As attorneys with the firm Miller & Zois, who are representing Zantac plaintiffs put it, the 1,000-plus Zantac cancer claims filed in California courts are the “tip of a gigantic mass-tort iceberg.” Indeed, more than 70,000 individual cases are registered under Judge Rosenberg’s MDL.
Due to the ubiquity of the drug before the 2020 recall, millions of people took the over-the-counter heartburn medication.
According to a press release by another law firm handling Zantac litigation—Baum Hedlund—those who have already filed Zantac lawsuit can pursue their claims in California state court, under a newly-established Judicial Council Coordinated Proceedings (JCCP).
Similar to multidistrict litigation, the California Zantac JCCP is the largest of its kind at the state level in the nation.
Baum Hedlund, along with Moore Law Group, have been appointed to serve in the JCCP as lead plaintiff representation.
Overseeing the judicial proceedings of the Zantac California JCCP will be Judge Winifred Y. Smith, who presided over the two California state Roundup cancer cases against Monsanto, both of which resulted in rulings for the plaintiffs, Dewayne “Lee” Johnson in the first trial, and Alva and Alberta Pilliod
In the second. (Johnson was originally awarded $289 million; the Pilliod’s combined damage award exceeded $2 billion. Both awards were later reduced but the judgements against Monsanto were affirmed.)
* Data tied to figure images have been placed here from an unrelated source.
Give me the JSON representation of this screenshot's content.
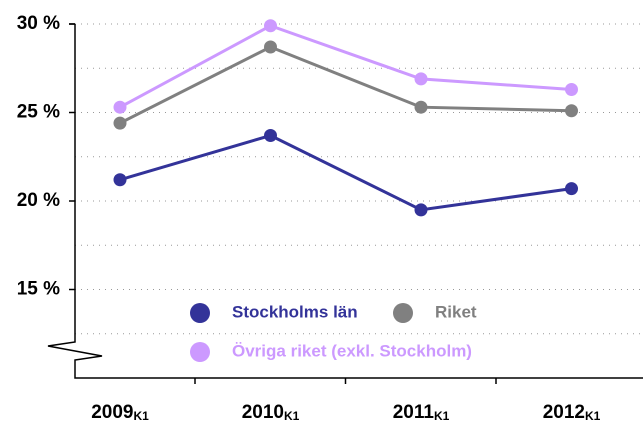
{
  "chart_data": {
    "type": "line",
    "categories": [
      "2009",
      "2010",
      "2011",
      "2012"
    ],
    "category_subscript": "K1",
    "series": [
      {
        "name": "Stockholms län",
        "color": "#333399",
        "values": [
          21.2,
          23.7,
          19.5,
          20.7
        ]
      },
      {
        "name": "Riket",
        "color": "#808080",
        "values": [
          24.4,
          28.7,
          25.3,
          25.1
        ]
      },
      {
        "name": "Övriga riket (exkl. Stockholm)",
        "color": "#cc99ff",
        "values": [
          25.3,
          29.9,
          26.9,
          26.3
        ]
      }
    ],
    "ylim": [
      10,
      30
    ],
    "yticks": [
      {
        "value": 15,
        "label": "15 %"
      },
      {
        "value": 20,
        "label": "20 %"
      },
      {
        "value": 25,
        "label": "25 %"
      },
      {
        "value": 30,
        "label": "30 %"
      }
    ],
    "minor_yticks": [
      12.5,
      17.5,
      22.5,
      27.5
    ],
    "grid": true
  }
}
Attorneys from Baum Hedlund and Moore Law Group were involved in the three Roundup trials to have gone to trial (a third case was tried at the federal level) as well as the formation of the Zantac MDL in Florida.
Brent Wisner with Baum Hedlund predicts that the compensation awards from Zantac litigation will “dwarf” what the firm won in Roundup litigation.
The JCCP brings Zantac litigation “one step closer to trial,” Wisner added. Before Zantac plaintiffs may see their day in court, however, plaintiff’s attorneys will do the following: present the position of the plaintiffs in all pretrial matters; propose agenda items for case management conferences; draft case management orders; initiate and coordinate pretrial discovery; and submit and argue motions.
Defendants in Zantac litigation were able to transfer cases filed in California courts under the Florida MDL (federal level). But plaintiff’s attorneys were able to remand the cases out of federal court and back to California state court.
The JCCP solves the problem of having a complex case or cases filed in more than one county.